Alla luce della recente crisi sanitaria, alla quale ha fatto seguito quella economica, immaginare che lo Stato possa gestire una intera rete autostradale, seppure in partnership, appare davvero arduo. Tuttavia sappiamo bene com’è andata: il crollo del ponte di Genova; i tanti, troppi morti, le polemiche e, infine, la soluzione individuata non più di qualche giorno fa, che alla fine accontenta tutti ma forse, a ben vedere, non accontenta nessuno.
L’eterna disputa tra pubblico e privato; dobbiamo favorire un punto d’incontro – di Vincenzo Salvati
Di certo, tutto il dibattito scaturito dalla querelle per la gestione di Aspi ha alimentato quella demonizzazione del privato a favore del pubblico che storicamente ci portiamo dietro. Anzi, in Italia proprio la paura di aprire ai privati, senza steccati ideologici e senza pregiudizi, ha prodotto un rallentamento dello sviluppo economico e persino sociale di gran parte del territorio, a cominciare dal Sud.

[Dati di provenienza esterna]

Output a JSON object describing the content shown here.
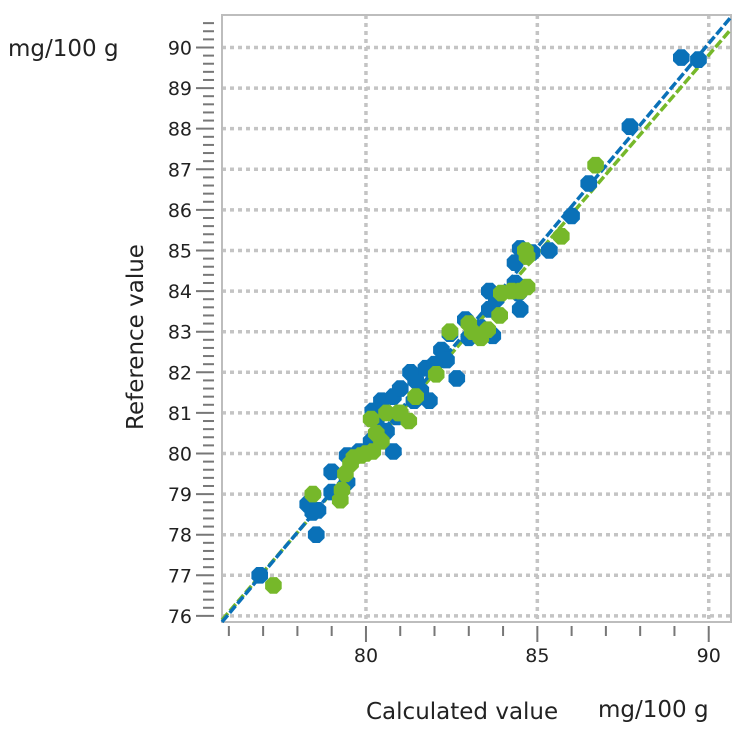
{
  "chart_data": {
    "type": "scatter",
    "xlabel": "Calculated value",
    "ylabel": "Reference value",
    "x_unit": "mg/100 g",
    "y_unit": "mg/100 g",
    "xlim": [
      75.8,
      90.65
    ],
    "ylim": [
      75.85,
      90.8
    ],
    "x_ticks": [
      80,
      85,
      90
    ],
    "y_ticks": [
      76,
      77,
      78,
      79,
      80,
      81,
      82,
      83,
      84,
      85,
      86,
      87,
      88,
      89,
      90
    ],
    "grid": true,
    "legend": "none",
    "series": [
      {
        "color": "#0a71b8",
        "regression_line": [
          [
            75.8,
            75.85
          ],
          [
            90.65,
            90.75
          ]
        ],
        "points": [
          [
            76.9,
            77.0
          ],
          [
            78.55,
            78.0
          ],
          [
            78.3,
            78.75
          ],
          [
            78.45,
            78.55
          ],
          [
            78.6,
            78.6
          ],
          [
            79.0,
            79.55
          ],
          [
            79.0,
            79.05
          ],
          [
            79.45,
            79.3
          ],
          [
            79.45,
            79.95
          ],
          [
            79.8,
            80.05
          ],
          [
            80.15,
            80.3
          ],
          [
            80.3,
            80.8
          ],
          [
            80.2,
            81.05
          ],
          [
            80.6,
            80.55
          ],
          [
            80.8,
            80.05
          ],
          [
            80.45,
            81.3
          ],
          [
            80.9,
            80.9
          ],
          [
            80.8,
            81.4
          ],
          [
            81.0,
            81.6
          ],
          [
            81.4,
            81.3
          ],
          [
            81.6,
            81.55
          ],
          [
            81.85,
            81.3
          ],
          [
            81.45,
            81.8
          ],
          [
            81.75,
            82.1
          ],
          [
            81.3,
            82.0
          ],
          [
            82.2,
            82.55
          ],
          [
            82.35,
            82.3
          ],
          [
            82.65,
            81.85
          ],
          [
            82.0,
            82.2
          ],
          [
            82.45,
            82.95
          ],
          [
            82.9,
            83.3
          ],
          [
            83.0,
            82.85
          ],
          [
            83.35,
            83.1
          ],
          [
            83.7,
            82.9
          ],
          [
            83.6,
            83.55
          ],
          [
            83.6,
            84.0
          ],
          [
            83.8,
            83.8
          ],
          [
            84.35,
            84.2
          ],
          [
            84.5,
            83.55
          ],
          [
            84.45,
            83.95
          ],
          [
            84.5,
            85.05
          ],
          [
            84.85,
            84.95
          ],
          [
            84.35,
            84.7
          ],
          [
            85.35,
            85.0
          ],
          [
            86.0,
            85.85
          ],
          [
            86.5,
            86.65
          ],
          [
            87.7,
            88.05
          ],
          [
            89.2,
            89.75
          ],
          [
            89.7,
            89.7
          ]
        ]
      },
      {
        "color": "#76b82a",
        "regression_line": [
          [
            75.8,
            75.9
          ],
          [
            90.65,
            90.45
          ]
        ],
        "points": [
          [
            77.3,
            76.75
          ],
          [
            78.45,
            79.0
          ],
          [
            79.25,
            78.85
          ],
          [
            79.3,
            79.1
          ],
          [
            79.4,
            79.5
          ],
          [
            79.55,
            79.75
          ],
          [
            79.65,
            79.9
          ],
          [
            79.85,
            79.95
          ],
          [
            80.0,
            80.0
          ],
          [
            80.2,
            80.05
          ],
          [
            80.45,
            80.3
          ],
          [
            80.3,
            80.5
          ],
          [
            80.15,
            80.85
          ],
          [
            80.6,
            81.0
          ],
          [
            80.95,
            81.0
          ],
          [
            81.25,
            80.8
          ],
          [
            81.45,
            81.4
          ],
          [
            81.0,
            81.0
          ],
          [
            82.05,
            81.95
          ],
          [
            82.45,
            83.0
          ],
          [
            83.0,
            83.2
          ],
          [
            83.1,
            83.0
          ],
          [
            83.35,
            82.85
          ],
          [
            83.55,
            83.05
          ],
          [
            83.9,
            83.4
          ],
          [
            83.95,
            83.95
          ],
          [
            84.25,
            84.0
          ],
          [
            84.5,
            84.0
          ],
          [
            84.7,
            84.1
          ],
          [
            84.7,
            84.85
          ],
          [
            84.65,
            85.0
          ],
          [
            85.7,
            85.35
          ],
          [
            86.7,
            87.1
          ]
        ]
      }
    ]
  }
}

L’idea che lo “Stato madre” dovesse garantire il suo abbraccio rassicurante, anche a costo di indebitarsi e sperperare fondi, ha sempre prevalso, in alcuni ambienti della nostra società e della nostra cultura, su una ipotesi di un rapporto paritario, direi persino di sana concorrenza, tra pubblico e privato.

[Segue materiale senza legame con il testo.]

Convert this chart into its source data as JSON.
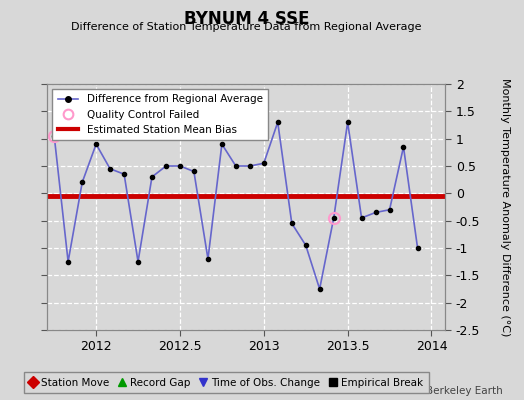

Si pensi alle scuole: “Prima la scuola pubblica” è uno slogan che molto spesso è stato usato con intenzioni strumentali e con l’obiettivo di mettere in cattiva luce gli istituti scolastici privati. E, sempre strumentalmente, ci si dimentica che esiste un solo sistema scolastico in Italia, composto insieme da scuole gestite dallo Stato e da quelle pubbliche non statali che rispondono a requisiti ben precisi. Questo sistema è, appunto, un sistema pubblico: cioè a disposizione di tutti.
E’ persino noioso anche dover sottolineare che non tutte le scuole veramente definibili private sono uguali. Non tutte sono dirette da imprenditori che puntano soltanto al denaro o agli aiuti dello Stato e regalano il diploma senza troppi patemi.
Tornando alle scuole pubbliche non statali c’è da considerare che se non ci fossero state le paritarie, in ampie zone del territorio italiano il sistema scolastico sarebbe in gravissima difficoltà e intere regioni rischierebbero la paralisi. Le scuole paritarie non sono quindi qualcosa di estraneo al sistema, ma ne fanno parte integralmente e spesso con risultati di alto livello. Questo tipo di scuole, cattoliche e non, operano con le stesse finalità di quelle del servizio pubblico: sono scuole che svolgono programmi allineati a quelli ministeriali. In questo caso, affermare che il privato è solo business e profitto è una banalizzazione insopportabile che, però, nell’Italia delle resistenze all’innovazione, alla concorrenza e alla meritocrazia non solo è dura a morire, ma spesso si rinvigorisce.
In definitiva, nella scuola come in altri settori, prevale ancora la tendenza a guardare al privato in maniera “ideologica”, con quegli atavici condizionamenti che hanno sempre impedito autentiche pacificazioni sociali e culturali. Dobbiamo farci carico di superare questi condizionamenti e favorire, in questo come in altri ambiti, un processo di modernizzazione del Paese.